A precursor to many of the contemporary audience participation gags, from Charles Pike's play "Return of the Hip Messiah," here's Richard Henzel as Lord Buckley performing Buckley's "The Chairs." Music by Jonathan Menchin, directed by Aaron Freeman, produced by Scott Vehill and Jonathan Lavan for Prop Theatre. Second City Skybox, Chicago, 1999. Video by Jim Sikora.
It sort of sets the stage for Shiner, Larible, Willer Nicolodi and lots of other folks who followed.
Please try to excuse the racism of the piece. At the time that Buckley was originally performing this material Amos & Andy was a long-running and extremely popular radio show. Audiences had grown up with and knew the characters the way many of today's twentysomethings have grown up with and know the Simpsons characters. It also allowed Buckley the freedom to explore the language of the African-American jazz community, something that he would later present with much greater artistic success. That doesn't excuse it, but it may help you to understand his choice.
Buckley dropped this very popular piece from his stage act rather early in comedy career and actually walked out of vaudeville at the Palace in it's dying days because he was so bored by performing it.
4 comments:
Very interesting clip!
I'm not really sure about the influence of this on the contemporary audience-participation clowns. In fact, this phenomenon started earlier in Europe, in the early 80s, and I think I can reconstruct how all that arrived in the circus ring, being a direct witness of many facts. First of all, audience participation (in a very primitive way) was a feature of european street theater of the 70s. Shiner and Cesar were some of the most advanced in that. They both worked at Place Beaubourg in Paris. Their closest inspiration was likely the theatre show of Alberto and Carlo Colombaioni (Carlo being the uncle of Fumagalli, by the way) directed by Dario Fo. Basically, the Colombaionis adapted their two parodies of Hamlet and Cavalleria Rusticana with audience members and hats.

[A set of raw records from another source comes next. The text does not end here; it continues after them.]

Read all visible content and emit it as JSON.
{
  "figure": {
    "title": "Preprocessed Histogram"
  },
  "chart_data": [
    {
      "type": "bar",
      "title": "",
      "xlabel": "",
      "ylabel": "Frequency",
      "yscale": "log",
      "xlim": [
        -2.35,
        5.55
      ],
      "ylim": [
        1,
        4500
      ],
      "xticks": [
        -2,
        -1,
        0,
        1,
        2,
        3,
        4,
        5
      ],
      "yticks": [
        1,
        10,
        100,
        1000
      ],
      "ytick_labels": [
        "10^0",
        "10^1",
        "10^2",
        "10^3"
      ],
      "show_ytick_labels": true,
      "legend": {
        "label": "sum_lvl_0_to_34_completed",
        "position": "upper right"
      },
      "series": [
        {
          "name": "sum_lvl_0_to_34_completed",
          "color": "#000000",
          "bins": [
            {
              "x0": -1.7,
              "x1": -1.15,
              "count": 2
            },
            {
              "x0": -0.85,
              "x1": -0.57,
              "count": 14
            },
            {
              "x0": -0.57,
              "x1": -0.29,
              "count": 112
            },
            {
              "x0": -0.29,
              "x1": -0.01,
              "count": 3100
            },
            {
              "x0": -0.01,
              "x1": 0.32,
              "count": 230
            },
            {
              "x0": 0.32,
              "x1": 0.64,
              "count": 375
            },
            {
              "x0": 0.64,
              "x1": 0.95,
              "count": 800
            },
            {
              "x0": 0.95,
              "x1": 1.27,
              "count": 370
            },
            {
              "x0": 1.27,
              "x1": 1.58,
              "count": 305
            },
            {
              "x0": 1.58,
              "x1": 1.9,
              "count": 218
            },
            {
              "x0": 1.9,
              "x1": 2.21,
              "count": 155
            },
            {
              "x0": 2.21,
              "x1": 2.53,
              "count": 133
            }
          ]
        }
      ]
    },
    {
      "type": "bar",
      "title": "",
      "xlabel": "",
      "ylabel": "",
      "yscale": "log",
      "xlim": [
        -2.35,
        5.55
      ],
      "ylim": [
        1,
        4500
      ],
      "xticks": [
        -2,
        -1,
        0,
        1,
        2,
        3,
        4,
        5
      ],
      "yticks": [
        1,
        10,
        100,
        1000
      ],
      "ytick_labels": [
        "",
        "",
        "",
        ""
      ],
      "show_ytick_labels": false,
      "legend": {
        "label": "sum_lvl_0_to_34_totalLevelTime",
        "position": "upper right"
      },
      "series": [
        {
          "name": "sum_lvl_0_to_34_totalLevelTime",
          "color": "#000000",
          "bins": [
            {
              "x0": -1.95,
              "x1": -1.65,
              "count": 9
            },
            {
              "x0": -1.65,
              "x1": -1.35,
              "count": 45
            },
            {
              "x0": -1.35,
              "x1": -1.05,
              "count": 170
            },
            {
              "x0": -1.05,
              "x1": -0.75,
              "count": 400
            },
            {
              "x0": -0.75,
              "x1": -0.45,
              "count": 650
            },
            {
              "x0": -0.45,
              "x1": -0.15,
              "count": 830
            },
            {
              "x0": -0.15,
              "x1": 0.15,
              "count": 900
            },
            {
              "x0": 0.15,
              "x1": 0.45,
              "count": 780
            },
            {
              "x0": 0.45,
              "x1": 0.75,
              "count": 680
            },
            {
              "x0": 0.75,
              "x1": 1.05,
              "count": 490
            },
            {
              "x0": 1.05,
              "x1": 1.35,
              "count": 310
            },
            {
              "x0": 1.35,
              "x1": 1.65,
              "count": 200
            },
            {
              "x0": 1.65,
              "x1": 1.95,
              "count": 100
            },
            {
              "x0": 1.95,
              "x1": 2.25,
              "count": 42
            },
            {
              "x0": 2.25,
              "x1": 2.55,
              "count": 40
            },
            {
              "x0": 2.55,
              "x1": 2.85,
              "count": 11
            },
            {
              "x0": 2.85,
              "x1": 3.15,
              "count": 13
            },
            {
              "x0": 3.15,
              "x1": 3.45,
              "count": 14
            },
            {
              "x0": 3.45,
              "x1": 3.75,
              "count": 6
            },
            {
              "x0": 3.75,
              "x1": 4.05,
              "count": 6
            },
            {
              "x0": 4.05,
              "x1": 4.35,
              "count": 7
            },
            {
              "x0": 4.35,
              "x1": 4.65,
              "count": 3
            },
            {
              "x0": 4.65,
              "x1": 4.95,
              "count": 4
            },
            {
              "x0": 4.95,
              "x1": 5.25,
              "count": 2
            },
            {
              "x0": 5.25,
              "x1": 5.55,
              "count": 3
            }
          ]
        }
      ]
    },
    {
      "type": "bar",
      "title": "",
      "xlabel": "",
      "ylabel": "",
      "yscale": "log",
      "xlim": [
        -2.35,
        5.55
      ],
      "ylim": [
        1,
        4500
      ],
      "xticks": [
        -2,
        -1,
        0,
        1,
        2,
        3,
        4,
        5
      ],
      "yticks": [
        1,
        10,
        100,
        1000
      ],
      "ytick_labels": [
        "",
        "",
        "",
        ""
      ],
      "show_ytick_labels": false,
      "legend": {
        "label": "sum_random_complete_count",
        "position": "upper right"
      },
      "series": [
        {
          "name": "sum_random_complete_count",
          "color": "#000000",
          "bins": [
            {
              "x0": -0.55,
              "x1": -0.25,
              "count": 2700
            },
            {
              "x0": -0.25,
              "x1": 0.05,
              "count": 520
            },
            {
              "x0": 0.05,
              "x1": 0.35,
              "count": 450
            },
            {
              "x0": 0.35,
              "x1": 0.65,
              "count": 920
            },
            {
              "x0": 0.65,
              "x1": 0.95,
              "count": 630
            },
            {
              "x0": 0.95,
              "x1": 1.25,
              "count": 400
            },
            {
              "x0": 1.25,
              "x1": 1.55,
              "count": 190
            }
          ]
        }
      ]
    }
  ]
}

In 1983, Davis Shiner was booked by the small circus Puits aux Images (today Cirque Baroque) then in the outskirts of Paris. This, I believe, was the first time ever that an audience participation clown performed in a circus ring. I'm not sure, but Shiner probably had already the movie gag. For sure he used the "girl in the car". The following year (January 1984), Shiner performed, always in Paris, at Cirque de Demain Festival, under the Gruss big top, and won. Bernhard Paul, in the jury, booked him for the following Roncalli tour.
And the trend began.
The first to follow was Cesar at Knie ('85), then Peter Shub (Roncalli '86)etc.
Larible at the time was at Circus Krone, not yet with audience gags, observing carefully all those movements from the streets to the rings. His first audience participation routine was the "Knifes" gag, he was the first ever to do in a circus at Monte Carlo Festival in 1997.
Concerning Nicolodi, this is a cabaret-style audience participation that is traditiona used by magicians, hypnotists, etc.
But thank you for the intersting clip.
Errata:
I wrote that Larible started the "knives" in 1997, but I wantet to write 1987...
Hi.Thanks Pat, for your intelligent and thoughtful explanation of "The Chairs"--yes, it does go beyond the bounds of today's politically correct humor, but I think modern African Americans, and those contemporary to Buckley, understood that his love of his characters (many of which he used the dialect of what he called "The American Beauty Negro") was rooted in his love for the many African American musicians that he became close to while performing as a comedian opening for some of America's greatest blues and jazz musicians.
Sorry, Pat, I should have been addressing my compliments to Raffaele de rits. But thank you Pat for putting a link to my post at YouTube.